Turbo Pascal nie jest powszechnie używany przy pisaniu profesjonalnych aplikacji, ale jest dobrą szkoła dla początkujących programistów. Umiejętne stopniowanie treści pozwala na zapoznawanie się z zasadami programowania oraz elementami języka w sukcesywny sposób, krok o kroku.
Windows Server 2003. Bezpieczeństwo. Biblia
Pojawienie się nowego systemu komputerowego na rynku oznacza jednocześnie danie sygnału do wyścigu miedzy hakerami -- kto pierwszy go złamie.

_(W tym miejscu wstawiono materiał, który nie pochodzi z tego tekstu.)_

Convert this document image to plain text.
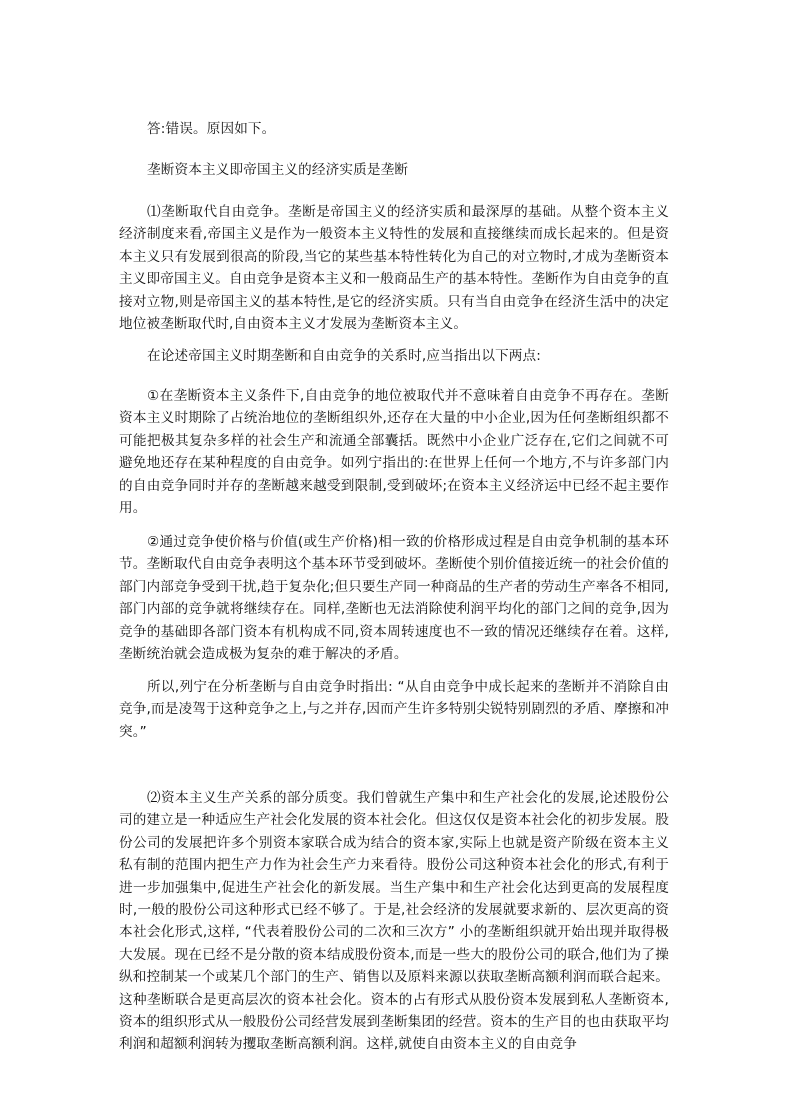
答:错误。原因如下。

垄断资本主义即帝国主义的经济实质是垄断

⑴垄断取代自由竞争。垄断是帝国主义的经济实质和最深厚的基础。从整个资本主义经济制度来看,帝国主义是作为一般资本主义特性的发展和直接继续而成长起来的。但是资本主义只有发展到很高的阶段,当它的某些基本特性转化为自己的对立物时,才成为垄断资本主义即帝国主义。自由竞争是资本主义和一般商品生产的基本特性。垄断作为自由竞争的直接对立物,则是帝国主义的基本特性,是它的经济实质。只有当自由竞争在经济生活中的决定地位被垄断取代时,自由资本主义才发展为垄断资本主义。

在论述帝国主义时期垄断和自由竞争的关系时,应当指出以下两点:

①在垄断资本主义条件下,自由竞争的地位被取代并不意味着自由竞争不再存在。垄断资本主义时期除了占统治地位的垄断组织外,还存在大量的中小企业,因为任何垄断组织都不可能把极其复杂多样的社会生产和流通全部囊括。既然中小企业广泛存在,它们之间就不可避免地还存在某种程度的自由竞争。如列宁指出的:在世界上任何一个地方,不与许多部门内的自由竞争同时并存的垄断越来越受到限制,受到破坏;在资本主义经济运中已经不起主要作用。

②通过竞争使价格与价值(或生产价格)相一致的价格形成过程是自由竞争机制的基本环节。垄断取代自由竞争表明这个基本环节受到破坏。垄断使个别价值接近统一的社会价值的部门内部竞争受到干扰,趋于复杂化;但只要生产同一种商品的生产者的劳动生产率各不相同,部门内部的竞争就将继续存在。同样,垄断也无法消除使利润平均化的部门之间的竞争,因为竞争的基础即各部门资本有机构成不同,资本周转速度也不一致的情况还继续存在着。这样,垄断统治就会造成极为复杂的难于解决的矛盾。

所以,列宁在分析垄断与自由竞争时指出: “从自由竞争中成长起来的垄断并不消除自由竞争,而是凌驾于这种竞争之上,与之并存,因而产生许多特别尖锐特别剧烈的矛盾、摩擦和冲突。”

⑵资本主义生产关系的部分质变。我们曾就生产集中和生产社会化的发展,论述股份公司的建立是一种适应生产社会化发展的资本社会化。但这仅仅是资本社会化的初步发展。股份公司的发展把许多个别资本家联合成为结合的资本家,实际上也就是资产阶级在资本主义私有制的范围内把生产力作为社会生产力来看待。股份公司这种资本社会化的形式,有利于进一步加强集中,促进生产社会化的新发展。当生产集中和生产社会化达到更高的发展程度时,一般的股份公司这种形式已经不够了。于是,社会经济的发展就要求新的、层次更高的资本社会化形式,这样, “代表着股份公司的二次和三次方” 小的垄断组织就开始出现并取得极大发展。现在已经不是分散的资本结成股份资本,而是一些大的股份公司的联合,他们为了操纵和控制某一个或某几个部门的生产、销售以及原料来源以获取垄断高额利润而联合起来。这种垄断联合是更高层次的资本社会化。资本的占有形式从股份资本发展到私人垄断资本,资本的组织形式从一般股份公司经营发展到垄断集团的经营。资本的生产目的也由获取平均利润和超额利润转为攫取垄断高额利润。这样,就使自由资本主义的自由竞争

Jednocześnie konsoliduje administratorów, starających się system chronić. Tym drugim pomocna może być pozycja wydana przez Helion -- „Windows 2003. Bezpieczeństwo. Biblia” Blaira Ramplinga.
„Biblia” dostarcza wszystkich niezbędnych informacji umożliwiających skuteczne zabezpieczenie sieci przed atakami. Rozdział po rozdziale dowiadujemy się, jak analizować środowisko sieciowe, planować i wdrażać odpowiednie rozwiązania, przygotowywać i prowadzić audyty zabezpieczeń, szyfrować dane oraz uwierzytelniać użytkowników.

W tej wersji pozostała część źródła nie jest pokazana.